Hóc Môn is a suburban district of Ho Chi Minh City, Vietnam. In 2019, the district had a population of 542,243 and an area of 109 km2.

==Geographical location==
Hóc Môn District borders Củ Chi district to the north, Bình Dương province to the east, District 12 to the south, and Bình Chánh and Bình Tân districts to the west.

==Administration==
Hóc Môn District now consists of the town of Hóc Môn (thị trấn Hóc Môn) and 11 communes (xã):
- Bà Điểm
- Đông Thạnh
- Nhị Bình
- Tân Hiệp
- Tân Thới Nhì
- Tân Xuân
- Thới Tam Thôn
- Trung Chánh
- Xuân Thới Đông
- Xuân Thới Sơn
- Xuân Thới Thượng

==History==
Between 1698 and 1731, some people from the northern and central regions of Vietnam moved to Hóc Môn to escape the constant warfare between the Nguyễn and the Trịnh. At that time, this area was still undeveloped land, with wild animals including tigers roaming free. Because a great deal of taro grew in the swampy areas there, the new settlers called this place "Hóc Môn", meaning "the corner/alley with taro." In 1885 a revolt broke out at the Eighteen Betel Nut Gardens. However, in Khmer language "Hóc Môn" is spelled (by Annamese pronunciation) of "ហុកម៉ូន" (Hok-maun).

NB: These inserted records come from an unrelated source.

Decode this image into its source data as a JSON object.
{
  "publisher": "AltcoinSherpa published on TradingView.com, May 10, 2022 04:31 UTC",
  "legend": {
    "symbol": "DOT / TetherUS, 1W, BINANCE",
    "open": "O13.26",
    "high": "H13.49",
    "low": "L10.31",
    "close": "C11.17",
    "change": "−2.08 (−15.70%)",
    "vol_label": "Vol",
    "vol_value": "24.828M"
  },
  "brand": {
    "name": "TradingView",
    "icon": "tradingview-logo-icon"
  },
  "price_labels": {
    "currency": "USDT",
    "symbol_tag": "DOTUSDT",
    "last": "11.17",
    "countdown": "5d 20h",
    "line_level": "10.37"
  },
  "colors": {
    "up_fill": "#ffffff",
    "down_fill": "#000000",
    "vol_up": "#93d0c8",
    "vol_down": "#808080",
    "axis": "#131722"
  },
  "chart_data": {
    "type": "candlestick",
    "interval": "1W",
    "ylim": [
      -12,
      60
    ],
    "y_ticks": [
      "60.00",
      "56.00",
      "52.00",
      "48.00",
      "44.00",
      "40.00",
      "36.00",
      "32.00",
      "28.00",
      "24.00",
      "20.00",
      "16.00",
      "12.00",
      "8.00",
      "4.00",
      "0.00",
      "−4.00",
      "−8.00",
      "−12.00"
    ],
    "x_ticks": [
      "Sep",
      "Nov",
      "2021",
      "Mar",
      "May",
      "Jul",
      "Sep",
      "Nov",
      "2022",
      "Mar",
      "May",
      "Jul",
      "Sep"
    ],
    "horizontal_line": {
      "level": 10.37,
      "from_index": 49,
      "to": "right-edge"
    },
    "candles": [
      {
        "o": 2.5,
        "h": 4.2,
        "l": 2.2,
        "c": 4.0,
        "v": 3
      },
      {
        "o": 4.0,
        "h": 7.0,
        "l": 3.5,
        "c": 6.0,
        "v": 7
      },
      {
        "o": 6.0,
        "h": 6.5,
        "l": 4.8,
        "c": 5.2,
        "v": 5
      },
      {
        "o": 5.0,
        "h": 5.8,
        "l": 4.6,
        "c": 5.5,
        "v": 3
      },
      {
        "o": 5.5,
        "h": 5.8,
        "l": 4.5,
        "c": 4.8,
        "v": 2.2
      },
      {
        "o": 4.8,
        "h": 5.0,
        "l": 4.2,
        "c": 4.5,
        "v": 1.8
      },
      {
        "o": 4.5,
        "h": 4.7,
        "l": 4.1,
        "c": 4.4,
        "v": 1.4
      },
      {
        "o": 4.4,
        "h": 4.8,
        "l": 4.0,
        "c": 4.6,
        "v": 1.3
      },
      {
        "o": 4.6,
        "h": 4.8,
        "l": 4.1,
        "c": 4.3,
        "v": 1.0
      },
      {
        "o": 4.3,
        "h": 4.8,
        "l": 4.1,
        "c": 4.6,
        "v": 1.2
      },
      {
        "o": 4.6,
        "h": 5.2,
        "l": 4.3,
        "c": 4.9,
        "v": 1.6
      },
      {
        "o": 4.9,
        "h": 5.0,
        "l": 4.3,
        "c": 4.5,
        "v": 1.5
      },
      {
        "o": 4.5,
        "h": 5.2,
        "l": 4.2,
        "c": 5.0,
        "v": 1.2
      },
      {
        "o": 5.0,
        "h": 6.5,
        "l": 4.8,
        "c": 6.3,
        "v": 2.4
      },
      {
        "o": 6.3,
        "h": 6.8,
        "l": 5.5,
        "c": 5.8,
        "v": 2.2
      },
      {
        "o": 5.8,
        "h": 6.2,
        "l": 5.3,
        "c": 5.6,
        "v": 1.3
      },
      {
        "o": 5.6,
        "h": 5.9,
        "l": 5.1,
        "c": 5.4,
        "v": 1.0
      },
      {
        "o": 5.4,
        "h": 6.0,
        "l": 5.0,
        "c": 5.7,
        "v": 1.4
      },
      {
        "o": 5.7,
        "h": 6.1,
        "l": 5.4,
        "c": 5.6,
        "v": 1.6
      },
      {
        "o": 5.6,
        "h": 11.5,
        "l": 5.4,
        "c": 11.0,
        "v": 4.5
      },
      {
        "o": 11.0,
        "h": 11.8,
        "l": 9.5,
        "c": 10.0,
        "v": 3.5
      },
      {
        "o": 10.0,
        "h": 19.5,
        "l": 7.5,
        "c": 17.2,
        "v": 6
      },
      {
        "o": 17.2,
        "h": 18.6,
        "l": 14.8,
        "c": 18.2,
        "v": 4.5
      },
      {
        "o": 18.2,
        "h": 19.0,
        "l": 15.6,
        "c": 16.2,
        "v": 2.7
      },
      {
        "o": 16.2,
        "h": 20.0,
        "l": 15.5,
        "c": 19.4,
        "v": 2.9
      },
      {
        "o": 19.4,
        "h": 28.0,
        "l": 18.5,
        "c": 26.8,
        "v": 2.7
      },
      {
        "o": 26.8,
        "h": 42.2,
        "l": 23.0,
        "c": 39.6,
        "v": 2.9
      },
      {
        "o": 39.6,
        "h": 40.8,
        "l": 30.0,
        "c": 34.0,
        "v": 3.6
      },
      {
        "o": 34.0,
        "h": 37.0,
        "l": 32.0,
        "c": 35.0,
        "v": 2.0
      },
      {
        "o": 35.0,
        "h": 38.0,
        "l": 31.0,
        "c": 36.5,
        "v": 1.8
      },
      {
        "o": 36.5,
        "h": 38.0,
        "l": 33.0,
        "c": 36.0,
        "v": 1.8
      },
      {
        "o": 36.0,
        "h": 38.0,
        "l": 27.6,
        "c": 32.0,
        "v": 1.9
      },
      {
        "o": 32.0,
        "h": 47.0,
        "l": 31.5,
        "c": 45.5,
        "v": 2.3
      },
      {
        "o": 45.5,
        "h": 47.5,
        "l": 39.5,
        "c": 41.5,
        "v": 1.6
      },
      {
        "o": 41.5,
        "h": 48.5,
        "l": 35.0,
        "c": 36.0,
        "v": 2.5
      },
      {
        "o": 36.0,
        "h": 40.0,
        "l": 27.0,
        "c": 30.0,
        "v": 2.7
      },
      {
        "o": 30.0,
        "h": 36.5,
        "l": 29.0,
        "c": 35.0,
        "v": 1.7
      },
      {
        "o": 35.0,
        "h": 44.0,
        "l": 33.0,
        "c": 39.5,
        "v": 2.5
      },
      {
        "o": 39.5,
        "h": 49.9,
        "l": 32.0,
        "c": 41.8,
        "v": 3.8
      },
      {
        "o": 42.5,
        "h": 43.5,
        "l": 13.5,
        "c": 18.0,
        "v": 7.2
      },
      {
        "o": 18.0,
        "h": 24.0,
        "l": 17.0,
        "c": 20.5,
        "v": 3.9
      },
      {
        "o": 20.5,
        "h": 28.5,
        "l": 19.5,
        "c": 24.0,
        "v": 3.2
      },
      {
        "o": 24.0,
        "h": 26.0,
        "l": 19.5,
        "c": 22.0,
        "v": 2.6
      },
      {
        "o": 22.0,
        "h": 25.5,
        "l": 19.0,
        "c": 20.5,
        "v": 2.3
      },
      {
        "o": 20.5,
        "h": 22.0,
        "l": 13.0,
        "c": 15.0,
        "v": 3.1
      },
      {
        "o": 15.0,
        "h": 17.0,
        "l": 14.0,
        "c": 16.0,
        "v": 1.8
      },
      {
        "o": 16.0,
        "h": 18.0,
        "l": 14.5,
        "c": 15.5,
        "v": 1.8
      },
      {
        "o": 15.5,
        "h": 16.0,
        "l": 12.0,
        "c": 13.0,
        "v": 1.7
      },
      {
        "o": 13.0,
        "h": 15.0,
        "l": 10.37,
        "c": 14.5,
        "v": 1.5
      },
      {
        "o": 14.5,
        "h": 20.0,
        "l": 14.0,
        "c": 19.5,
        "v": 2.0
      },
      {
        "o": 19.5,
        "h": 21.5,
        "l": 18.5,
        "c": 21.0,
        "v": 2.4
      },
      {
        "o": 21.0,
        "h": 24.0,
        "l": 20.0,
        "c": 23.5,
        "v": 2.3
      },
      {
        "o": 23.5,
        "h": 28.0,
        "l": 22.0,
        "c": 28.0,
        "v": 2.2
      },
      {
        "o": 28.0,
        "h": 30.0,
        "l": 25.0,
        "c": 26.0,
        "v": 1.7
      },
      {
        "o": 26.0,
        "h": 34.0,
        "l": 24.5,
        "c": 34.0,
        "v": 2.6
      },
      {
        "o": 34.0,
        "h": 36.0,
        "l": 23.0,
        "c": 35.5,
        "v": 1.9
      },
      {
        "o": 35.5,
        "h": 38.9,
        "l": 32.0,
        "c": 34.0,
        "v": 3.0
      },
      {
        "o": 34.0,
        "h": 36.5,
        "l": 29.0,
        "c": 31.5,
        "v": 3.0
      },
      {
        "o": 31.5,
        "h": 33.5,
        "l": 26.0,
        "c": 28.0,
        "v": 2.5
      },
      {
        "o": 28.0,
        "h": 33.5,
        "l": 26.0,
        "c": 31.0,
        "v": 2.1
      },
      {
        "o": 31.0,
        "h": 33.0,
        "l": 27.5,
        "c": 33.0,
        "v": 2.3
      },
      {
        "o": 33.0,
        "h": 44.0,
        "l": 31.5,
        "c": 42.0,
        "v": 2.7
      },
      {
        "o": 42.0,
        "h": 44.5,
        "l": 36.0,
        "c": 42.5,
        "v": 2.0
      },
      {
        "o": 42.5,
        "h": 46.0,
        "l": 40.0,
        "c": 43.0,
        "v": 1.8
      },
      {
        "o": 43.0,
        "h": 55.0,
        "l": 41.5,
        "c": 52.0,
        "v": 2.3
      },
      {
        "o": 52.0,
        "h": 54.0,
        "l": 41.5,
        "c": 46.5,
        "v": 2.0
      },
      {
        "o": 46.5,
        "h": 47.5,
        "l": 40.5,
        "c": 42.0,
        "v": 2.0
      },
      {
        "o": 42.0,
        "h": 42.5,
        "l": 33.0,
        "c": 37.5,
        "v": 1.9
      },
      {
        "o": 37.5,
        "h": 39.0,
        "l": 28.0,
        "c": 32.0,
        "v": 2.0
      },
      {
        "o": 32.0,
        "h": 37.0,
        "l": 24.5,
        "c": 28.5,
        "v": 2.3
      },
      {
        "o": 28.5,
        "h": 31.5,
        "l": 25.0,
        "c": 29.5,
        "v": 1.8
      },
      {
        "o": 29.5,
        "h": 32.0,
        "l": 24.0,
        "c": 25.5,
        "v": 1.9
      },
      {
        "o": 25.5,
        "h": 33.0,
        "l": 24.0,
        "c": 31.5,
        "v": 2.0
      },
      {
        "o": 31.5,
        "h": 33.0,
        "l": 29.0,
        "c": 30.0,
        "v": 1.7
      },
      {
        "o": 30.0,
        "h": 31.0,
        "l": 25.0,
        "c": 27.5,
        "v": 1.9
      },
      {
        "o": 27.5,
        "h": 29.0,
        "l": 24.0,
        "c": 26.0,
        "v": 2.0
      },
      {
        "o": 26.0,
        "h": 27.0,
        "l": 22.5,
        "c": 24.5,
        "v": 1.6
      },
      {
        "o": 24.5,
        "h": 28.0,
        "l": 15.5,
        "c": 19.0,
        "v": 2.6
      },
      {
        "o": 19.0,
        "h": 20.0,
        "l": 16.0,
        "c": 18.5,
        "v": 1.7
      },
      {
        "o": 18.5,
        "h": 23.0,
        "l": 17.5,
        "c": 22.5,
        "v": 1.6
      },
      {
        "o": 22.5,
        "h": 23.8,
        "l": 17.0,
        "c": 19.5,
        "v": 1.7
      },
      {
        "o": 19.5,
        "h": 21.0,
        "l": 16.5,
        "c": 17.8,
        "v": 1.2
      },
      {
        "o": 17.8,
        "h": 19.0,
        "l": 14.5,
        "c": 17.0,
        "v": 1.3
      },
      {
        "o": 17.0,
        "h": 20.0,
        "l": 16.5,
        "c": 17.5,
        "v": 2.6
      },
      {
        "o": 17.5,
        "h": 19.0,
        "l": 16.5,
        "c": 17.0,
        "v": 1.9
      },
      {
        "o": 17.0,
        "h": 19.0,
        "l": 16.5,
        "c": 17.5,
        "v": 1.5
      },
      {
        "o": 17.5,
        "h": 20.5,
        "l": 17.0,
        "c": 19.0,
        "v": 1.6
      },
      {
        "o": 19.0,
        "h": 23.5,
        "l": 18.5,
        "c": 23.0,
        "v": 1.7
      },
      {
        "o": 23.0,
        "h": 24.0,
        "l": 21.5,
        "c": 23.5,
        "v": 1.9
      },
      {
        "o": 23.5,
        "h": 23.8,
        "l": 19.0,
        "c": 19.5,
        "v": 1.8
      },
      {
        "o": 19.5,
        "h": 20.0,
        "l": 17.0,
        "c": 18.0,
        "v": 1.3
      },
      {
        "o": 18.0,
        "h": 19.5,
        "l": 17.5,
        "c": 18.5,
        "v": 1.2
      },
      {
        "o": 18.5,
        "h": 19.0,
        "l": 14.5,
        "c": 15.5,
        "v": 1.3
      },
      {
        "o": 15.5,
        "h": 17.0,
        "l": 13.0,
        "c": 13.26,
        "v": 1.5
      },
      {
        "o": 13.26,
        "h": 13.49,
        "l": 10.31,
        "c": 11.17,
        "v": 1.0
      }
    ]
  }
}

The Giồng T-road junction (ngã ba Giồng) at Hóc Môn is a road intersection where many anticolonial prisoners were executed by French firing squads, including Phan Đăng Lưu, Hà Huy Tập, Nguyễn Thị Minh Khai, Võ Văn Tần and Nguyễn Văn Cừ on 28 August 1941.

In April 1997, seven communes split to create District 12: Thạnh Lộc, An Phú Đông, Tân Thới Hiệp, Đông Hưng Thuận, Tân Thới Nhất, a piece of Tân Chánh Hiệp and a piece of Trung Mỹ Tây.